Henoch-Schönlein Purpura (IgA Vasculitis)
The clinical triad of hematuria, purpuric lesions, and ankle pain is diagnostic of Henoch-Schönlein purpura (HSP), a systemic IgA-mediated vasculitis that requires immediate urinalysis with microscopy to assess for glomerulonephritis and proteinuria, followed by supportive care with close renal monitoring. 1, 2
Diagnostic Approach
Clinical Recognition
The diagnosis can be made clinically when palpable purpura is present plus at least one of the following: renal involvement (hematuria and/or proteinuria), arthralgia/arthritis, or abdominal pain 2. Your patient's presentation with all three classic features—purpuric rash, joint pain, and hematuria—makes HSP the most likely diagnosis 1.
Essential Initial Workup
- Urinalysis with microscopy: Look specifically for proteinuria (>2+ by dipstick), red blood cell casts, and dysmorphic red blood cells, which indicate glomerular involvement 1
- Basic metabolic panel: Include BUN, serum creatinine, and complete blood count with platelets to assess renal function and rule out thrombocytopenia 1
- Blood pressure measurement: Essential as hypertension may indicate more severe renal involvement 1
Critical pitfall: HSP is a nonthrombocytopenic purpura—the presence of thrombocytopenia should prompt consideration of alternative diagnoses like thrombotic microangiopathy 3.
Imaging Considerations
Renal ultrasound is the preferred initial imaging modality to assess kidney size and anatomy, particularly if renal biopsy is being considered for severe nephritis 1. However, imaging is not required for diagnosis when clinical features are classic 1.
Treatment Strategy
Renal Disease Management (Priority for Morbidity/Mortality)
For patients with persistent proteinuria:
- Start ACE inhibitors or ARBs as first-line therapy 2
- If proteinuria exceeds 1 g/day per 1.73 m² after ACE inhibitor/ARB trial and GFR >50 ml/min per 1.73 m², add a 6-month course of corticosteroid therapy 2
For severe crescentic HSP with nephrotic syndrome or deteriorating kidney function:
- Treat with steroids plus cyclophosphamide 2
- Alternative immunosuppressants include azathioprine, cyclosporine, tacrolimus, or mycophenolate mofetil when cyclophosphamide is contraindicated 2
Important caveat: Prophylactic corticosteroids do NOT prevent HSP nephritis and should not be used for this purpose 2. However, steroids are appropriate for severe joint pain or cutaneous symptoms at 1-2 mg/kg daily for two weeks 2.
Pain Management
- First-line: Acetaminophen (paracetamol) is the safest analgesic option 2
- Avoid NSAIDs: Ketorolac (Toradol) and other NSAIDs can cause acute kidney injury, especially problematic given the renal involvement in HSP 2
- For severe pain: Oral prednisone 1-2 mg/kg daily for two weeks may be used 2
Supportive Measures
A low-antigen-content (LAC) diet may improve symptoms when strictly followed for 4-8 weeks and can be considered as adjunctive treatment 2.
Monitoring Protocol
Day 7 urinalysis is critical: A normal urinalysis on day 7 has a 97% negative predictive value for normal renal outcome 4. This should guide the intensity of subsequent monitoring.
Standard monitoring period: All HSP patients require 6 months of monitoring, with intensity based on day 7 urine findings 4:
- Patients with abnormal day 7 urinalysis need more intensive follow-up
- Monitor for persistent hematuria and proteinuria, as these may indicate ongoing disease activity 1
Age consideration: Older patients are at higher risk for renal complications and may require more aggressive monitoring and earlier nephrology referral 4.

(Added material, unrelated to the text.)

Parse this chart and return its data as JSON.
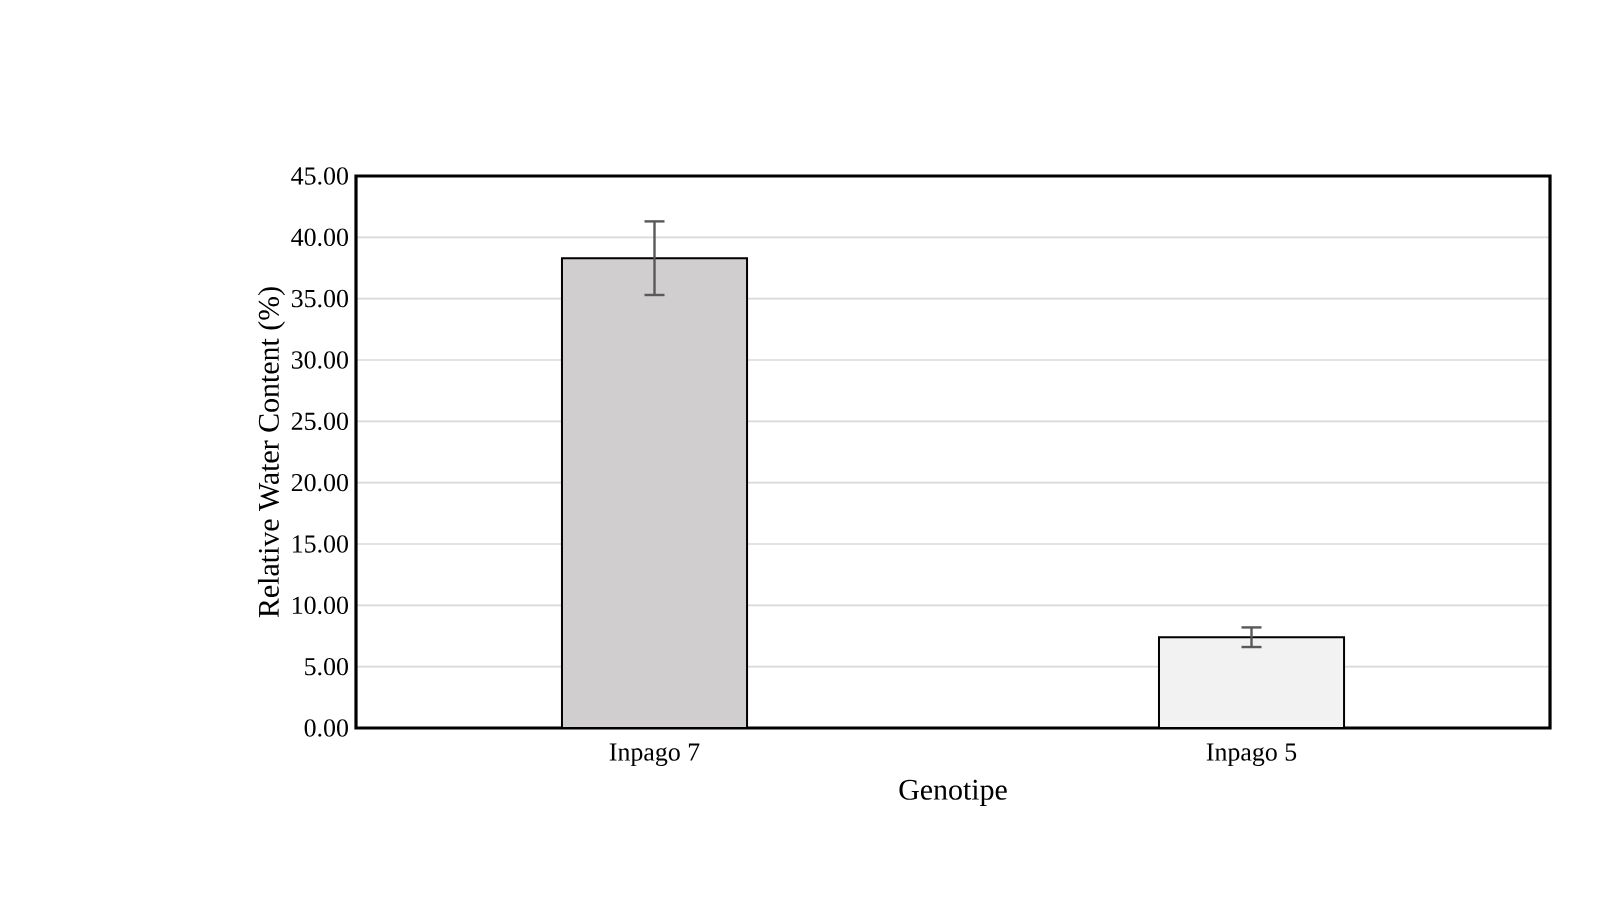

When to Refer to Nephrology
Refer for nephrology consultation if:
- Persistent proteinuria >1 g/day per 1.73 m² despite ACE inhibitor/ARB therapy 2
- Deteriorating kidney function 2
- Nephrotic syndrome develops 2
- Crescentic glomerulonephritis on biopsy 2
Adult patients: The treatment approach should mirror that used in children, though adults tend to have worse prognosis and higher rates of progressive renal disease 2, 5.
Prognosis Considerations
While HSP is typically self-limiting, renal involvement is the primary determinant of long-term morbidity 3, 6. The 9% rate of subsequent renal referral and 1% rate requiring biopsy and immunosuppression underscores the importance of systematic monitoring 4. CNS complications occur in approximately one-third of patients (usually mild headaches and behavioral changes), but severe neurologic manifestations are rare and more common in adults with severe disease 6.